Figure 8. Impact of psmα, hla and agr on virulence of ST59 CA-MRSA in blood infection.

(a) Ten mice per group were injected intro the retro-orbital vein with ~10⁷ CFU and CFU in kidney tissue were measured at day 4 after infection. ****p < 0.0001 (1-way ANOVA with Dunnett’s post-test vs. WT). Error bars show ±SEM. (b,c) Histological evaluation of kidneys and livers. Pictures show representative microscopic images of kidney and liver tissue at lower (left, scale bar 200 μm) and higher (right, scale bar 50 μm) magnification. In kidney samples, note abscess formation (arrow top left) and excessive infiltration of inflammatory cells (arrow top right) in mice infected with the WT strain, while these were largely absent from control mice and mice infected with the isogenic agr, hla, and psmα mutant strains. In liver samples, note necrosis and excessive infiltration of inflammatory cells of mice infected with the WT strain, while these were largely absent from control mice and mice infected with the mutant strains.

Figure 9. Impact of psmα, hla and agr deletion on virulence of ST59 CA-MRSA in lung infection.
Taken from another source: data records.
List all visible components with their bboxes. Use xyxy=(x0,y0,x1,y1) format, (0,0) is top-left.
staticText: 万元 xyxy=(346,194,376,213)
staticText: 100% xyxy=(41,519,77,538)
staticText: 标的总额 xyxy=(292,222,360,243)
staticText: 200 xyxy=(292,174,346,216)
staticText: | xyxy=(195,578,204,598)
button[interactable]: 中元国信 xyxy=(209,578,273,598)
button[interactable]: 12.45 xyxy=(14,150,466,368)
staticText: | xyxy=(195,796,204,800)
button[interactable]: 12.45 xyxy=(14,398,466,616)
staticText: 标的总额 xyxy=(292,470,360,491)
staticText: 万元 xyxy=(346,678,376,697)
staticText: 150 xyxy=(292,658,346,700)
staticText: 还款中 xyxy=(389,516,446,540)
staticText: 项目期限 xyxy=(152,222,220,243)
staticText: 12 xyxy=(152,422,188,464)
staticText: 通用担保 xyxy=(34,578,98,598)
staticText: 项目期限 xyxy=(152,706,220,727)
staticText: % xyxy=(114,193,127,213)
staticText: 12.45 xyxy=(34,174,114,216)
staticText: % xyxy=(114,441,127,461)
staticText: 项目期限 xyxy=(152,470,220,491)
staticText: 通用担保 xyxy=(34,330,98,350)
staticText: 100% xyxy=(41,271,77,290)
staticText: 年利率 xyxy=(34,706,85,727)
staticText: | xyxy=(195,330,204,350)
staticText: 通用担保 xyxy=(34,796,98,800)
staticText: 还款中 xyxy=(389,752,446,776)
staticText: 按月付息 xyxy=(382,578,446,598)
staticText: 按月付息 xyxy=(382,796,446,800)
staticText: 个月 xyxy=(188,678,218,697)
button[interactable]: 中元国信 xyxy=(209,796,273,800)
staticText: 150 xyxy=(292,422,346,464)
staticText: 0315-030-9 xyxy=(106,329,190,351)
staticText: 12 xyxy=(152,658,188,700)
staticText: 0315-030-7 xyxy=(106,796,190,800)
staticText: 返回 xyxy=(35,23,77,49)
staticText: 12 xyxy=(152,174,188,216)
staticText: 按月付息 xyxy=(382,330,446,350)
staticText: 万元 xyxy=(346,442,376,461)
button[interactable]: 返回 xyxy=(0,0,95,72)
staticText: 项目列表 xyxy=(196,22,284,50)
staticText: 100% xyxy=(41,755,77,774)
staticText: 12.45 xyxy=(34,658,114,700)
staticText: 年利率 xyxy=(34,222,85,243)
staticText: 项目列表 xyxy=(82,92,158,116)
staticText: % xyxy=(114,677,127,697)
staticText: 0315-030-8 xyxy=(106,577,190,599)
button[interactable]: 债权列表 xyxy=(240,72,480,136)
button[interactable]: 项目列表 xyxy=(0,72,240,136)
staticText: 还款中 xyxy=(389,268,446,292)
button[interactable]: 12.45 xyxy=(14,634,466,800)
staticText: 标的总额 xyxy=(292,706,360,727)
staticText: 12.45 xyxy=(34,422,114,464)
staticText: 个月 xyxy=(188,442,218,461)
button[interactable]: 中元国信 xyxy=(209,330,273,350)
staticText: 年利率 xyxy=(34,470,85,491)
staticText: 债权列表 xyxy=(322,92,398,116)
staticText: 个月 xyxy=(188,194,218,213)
(a,b) 4 × 10⁹ CFU was pipetted into the nares of mice (n = 7). Control animals (n = 3) received only PBS. One mouse in the WT group died 24 h after infection. The lung weight, body weight, and CFU of all other mice were measured after euthanizing the mice 48 h after infection. *p < 0.05; **p < 0.01; ****p < 0.0001 (1-way ANOVA with Dunnett’s post-test vs. WT). Error bars show ±SEM. (c) Macroscopic and histological (H&E stain) examination of lungs from representative infected animals. Scale bars are 50 μm. Note the reduction of enlargement and hyperemia, and infiltration of erythrocytes (orange) and leukocytes (purple), in the mutant versus WT-infected lungs.